Oct. 29, 2016 (EIRNS)—A Washington political insider with close ties to both the Republican and Democratic party leadership had the following assessment of the Trump speech earlier this week, calling for reinstating the Roosevelt-era Glass-Steagall banking-separation law which had been repealed in 1999: Whether Trump was being serious or opportunistic, the speech has rekindled the larger policy fight over the need to reinstate Glass-Steagall, and that is a very good thing, regardless of the election outcome. It had been hoped that Trump would raise the Glass-Steagall issue earlier; however, the fact that is has been re-injected into the presidential campaign, even in the final days, is a good development. If Trump wins, it will be vital to hold his feet to the fire and make sure he actually follows through on this campaign statement. If Hillary Clinton wins, she will be facing the same groundswell of demand for Glass-Steagall, which is equally strong or stronger among Democratic core voters. The Glass-Steagall fight has been inserted into the presidential race at the very top and that is something that cannot be erased.

There are indications that Donald Trump’s promotion of “21st-Century Glass-Steagall Act” in his Charlotte speech was planned and intended to be the serious, though very belated, presentation of an economic program.

Aside from the serious tone of the presentation—it may have been Trump’s only speech this year, outside a church, which was nearly free of buffoonery and macho aggression—it was also preceded and accompanied by public expressions from Trump advisors, locating Glass-Steagall restoration as part of an economic plan.

In July Trump named 15 men, most billionaires and certainly none economic saints, to an economic advisory team. Three have promoted Glass-Steagall. Immediately after Trump spoke in Charlotte, vulture-capitalist billionaire Wilbur Ross appeared on Fox News Oct. 27: “WL Ross and Co.’s Wilbur Ross on Donald Trump’s infrastructure plan and Trump’s calls for a ‘21st century’ version of Glass-Steagall,” as the banner for the “Mornings with Maria” financial show announced it.

Ross explained a private-sector infrastructure bank scheme of $1 trillion to create 1 million infrastructure jobs—not ultimately workable, but nonetheless clearly presented to back up Trump’s linkage of Glass-Steagall and “credit for small businesses” in the Charlotte speech. Then questioned by Maria Bartiromo on the “21st Century Glass-Steagall,” Ross said,

“Well, the banks. It isn’t so much that they’re too big. It’s that they’re too complex. Too complex and too complicated internally.... You have to know ... every kind of obscure, complicated product in the derivative markets. That’s an awful big menu for anybody to absorb. We think it might be better for the banks to stick to lending, and instead of making more restrictions on lending, make it easier for them to make loans.”
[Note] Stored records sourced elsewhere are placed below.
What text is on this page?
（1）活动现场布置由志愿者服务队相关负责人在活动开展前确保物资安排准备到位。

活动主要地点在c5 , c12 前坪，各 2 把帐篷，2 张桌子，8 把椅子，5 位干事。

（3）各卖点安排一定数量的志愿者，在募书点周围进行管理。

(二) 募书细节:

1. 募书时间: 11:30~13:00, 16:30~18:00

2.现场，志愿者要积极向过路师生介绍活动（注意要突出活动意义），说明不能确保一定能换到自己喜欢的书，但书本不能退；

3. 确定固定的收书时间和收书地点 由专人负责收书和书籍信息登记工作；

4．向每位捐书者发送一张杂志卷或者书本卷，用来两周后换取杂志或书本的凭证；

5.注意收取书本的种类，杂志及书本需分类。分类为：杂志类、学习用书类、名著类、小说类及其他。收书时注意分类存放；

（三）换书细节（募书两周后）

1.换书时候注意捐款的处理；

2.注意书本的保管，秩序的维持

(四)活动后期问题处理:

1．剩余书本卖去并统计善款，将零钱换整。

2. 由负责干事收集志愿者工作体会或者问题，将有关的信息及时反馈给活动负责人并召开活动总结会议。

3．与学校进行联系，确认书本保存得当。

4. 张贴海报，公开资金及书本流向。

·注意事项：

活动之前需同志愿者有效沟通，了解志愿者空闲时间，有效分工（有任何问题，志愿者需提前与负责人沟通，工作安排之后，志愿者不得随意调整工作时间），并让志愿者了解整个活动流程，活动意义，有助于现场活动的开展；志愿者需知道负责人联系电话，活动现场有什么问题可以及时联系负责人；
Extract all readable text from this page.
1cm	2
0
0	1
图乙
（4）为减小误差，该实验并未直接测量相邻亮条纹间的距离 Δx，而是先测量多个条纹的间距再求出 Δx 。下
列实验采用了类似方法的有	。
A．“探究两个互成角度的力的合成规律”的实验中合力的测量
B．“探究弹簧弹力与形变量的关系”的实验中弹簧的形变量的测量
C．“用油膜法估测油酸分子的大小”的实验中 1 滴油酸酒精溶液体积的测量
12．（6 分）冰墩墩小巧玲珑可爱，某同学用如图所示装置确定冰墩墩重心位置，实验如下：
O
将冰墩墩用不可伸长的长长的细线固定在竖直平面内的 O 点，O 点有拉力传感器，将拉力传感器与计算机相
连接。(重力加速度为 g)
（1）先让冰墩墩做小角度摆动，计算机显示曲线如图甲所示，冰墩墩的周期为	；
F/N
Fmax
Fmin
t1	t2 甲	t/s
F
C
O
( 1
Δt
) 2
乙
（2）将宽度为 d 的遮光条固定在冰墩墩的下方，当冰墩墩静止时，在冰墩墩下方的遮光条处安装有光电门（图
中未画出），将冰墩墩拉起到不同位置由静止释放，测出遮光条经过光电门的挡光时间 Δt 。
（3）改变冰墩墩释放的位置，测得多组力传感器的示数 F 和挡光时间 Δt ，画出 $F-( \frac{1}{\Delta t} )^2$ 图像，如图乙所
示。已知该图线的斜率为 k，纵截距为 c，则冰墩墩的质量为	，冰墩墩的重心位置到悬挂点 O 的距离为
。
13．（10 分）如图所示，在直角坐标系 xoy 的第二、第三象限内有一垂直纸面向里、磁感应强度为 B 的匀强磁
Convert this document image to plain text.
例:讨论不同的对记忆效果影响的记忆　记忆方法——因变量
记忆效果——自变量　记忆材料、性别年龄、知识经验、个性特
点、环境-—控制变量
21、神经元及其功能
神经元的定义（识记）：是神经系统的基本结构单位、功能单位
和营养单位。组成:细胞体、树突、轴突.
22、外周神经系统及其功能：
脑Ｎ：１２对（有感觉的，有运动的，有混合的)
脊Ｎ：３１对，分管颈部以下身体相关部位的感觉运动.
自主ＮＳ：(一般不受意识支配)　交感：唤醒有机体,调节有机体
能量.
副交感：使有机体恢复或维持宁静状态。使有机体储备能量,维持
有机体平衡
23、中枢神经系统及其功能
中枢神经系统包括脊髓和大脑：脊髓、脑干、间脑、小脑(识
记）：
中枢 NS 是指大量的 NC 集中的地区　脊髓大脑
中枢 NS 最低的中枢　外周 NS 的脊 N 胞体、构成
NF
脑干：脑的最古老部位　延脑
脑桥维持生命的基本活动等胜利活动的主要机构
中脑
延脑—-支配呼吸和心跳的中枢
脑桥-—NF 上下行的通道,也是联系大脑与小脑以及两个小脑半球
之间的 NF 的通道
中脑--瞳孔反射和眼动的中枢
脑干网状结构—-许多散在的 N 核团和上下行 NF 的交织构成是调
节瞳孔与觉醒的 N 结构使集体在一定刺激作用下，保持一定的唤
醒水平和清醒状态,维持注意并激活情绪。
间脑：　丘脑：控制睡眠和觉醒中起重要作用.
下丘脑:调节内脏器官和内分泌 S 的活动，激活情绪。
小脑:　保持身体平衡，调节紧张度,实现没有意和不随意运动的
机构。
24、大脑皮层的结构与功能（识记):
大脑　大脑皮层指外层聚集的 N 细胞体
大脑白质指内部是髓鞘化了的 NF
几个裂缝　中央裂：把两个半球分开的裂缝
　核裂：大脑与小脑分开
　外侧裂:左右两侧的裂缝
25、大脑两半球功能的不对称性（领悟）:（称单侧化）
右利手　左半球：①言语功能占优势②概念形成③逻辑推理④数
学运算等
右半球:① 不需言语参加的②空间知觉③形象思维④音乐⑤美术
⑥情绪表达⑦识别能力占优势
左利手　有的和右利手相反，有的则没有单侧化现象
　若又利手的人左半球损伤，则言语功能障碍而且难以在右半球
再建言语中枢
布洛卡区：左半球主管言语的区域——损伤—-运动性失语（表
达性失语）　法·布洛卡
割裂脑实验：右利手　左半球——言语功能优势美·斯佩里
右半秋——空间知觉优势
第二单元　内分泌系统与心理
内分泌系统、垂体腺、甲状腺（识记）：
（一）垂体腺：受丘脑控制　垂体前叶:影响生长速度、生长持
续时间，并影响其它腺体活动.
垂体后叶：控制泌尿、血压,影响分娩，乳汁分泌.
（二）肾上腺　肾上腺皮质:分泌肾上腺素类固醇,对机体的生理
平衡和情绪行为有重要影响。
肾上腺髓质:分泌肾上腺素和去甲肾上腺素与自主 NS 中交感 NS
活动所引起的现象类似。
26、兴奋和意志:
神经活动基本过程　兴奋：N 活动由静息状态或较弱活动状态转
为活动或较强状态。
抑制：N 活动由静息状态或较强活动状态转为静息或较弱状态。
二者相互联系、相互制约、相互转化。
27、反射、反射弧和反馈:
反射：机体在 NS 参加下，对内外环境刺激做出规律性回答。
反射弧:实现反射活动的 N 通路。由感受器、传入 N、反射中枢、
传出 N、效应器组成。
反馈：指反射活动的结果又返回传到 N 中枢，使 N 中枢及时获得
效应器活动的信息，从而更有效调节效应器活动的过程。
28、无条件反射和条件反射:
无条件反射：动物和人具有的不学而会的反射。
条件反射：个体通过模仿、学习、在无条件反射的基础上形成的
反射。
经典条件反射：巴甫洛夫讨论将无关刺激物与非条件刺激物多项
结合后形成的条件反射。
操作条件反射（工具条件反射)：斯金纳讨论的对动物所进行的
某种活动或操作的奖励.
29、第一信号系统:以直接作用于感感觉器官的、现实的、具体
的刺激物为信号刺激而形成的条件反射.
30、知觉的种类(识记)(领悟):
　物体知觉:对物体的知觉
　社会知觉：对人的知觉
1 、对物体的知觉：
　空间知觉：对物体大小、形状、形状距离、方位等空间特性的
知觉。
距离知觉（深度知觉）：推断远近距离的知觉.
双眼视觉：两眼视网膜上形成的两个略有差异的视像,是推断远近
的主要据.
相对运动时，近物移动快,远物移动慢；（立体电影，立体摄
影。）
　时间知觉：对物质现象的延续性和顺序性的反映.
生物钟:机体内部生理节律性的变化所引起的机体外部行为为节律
On Oct. 7, Ross and Peter Navarro, another Trump-panel advisor, were interviewed by Politico, attacking Hillary Clinton’s idea of what caused the 2008 crash, and calling for restoration of Glass-Steagall. This may have indicated a desire for Trump to have made this speech sooner; it may have taken an “urban policy” speech in a “Black Lives Matter” setting (Charlotte) to get him to do it seriously.

Navarro is a China-bashing U.C.-Irvine economics professor, author of Death by China and similar. A third member of Trump’s billionaire panel, former NuCor Steel CEO and now author Dan DiMicco, has also spoken out for Glass-Steagall, this past Summer.

Don’t rule out, that the manipulative Trump also called it the “21st-Century Glass-Steagall Act” in order to provoke his ferocious electoral foe, Sen. Elizabeth Warren.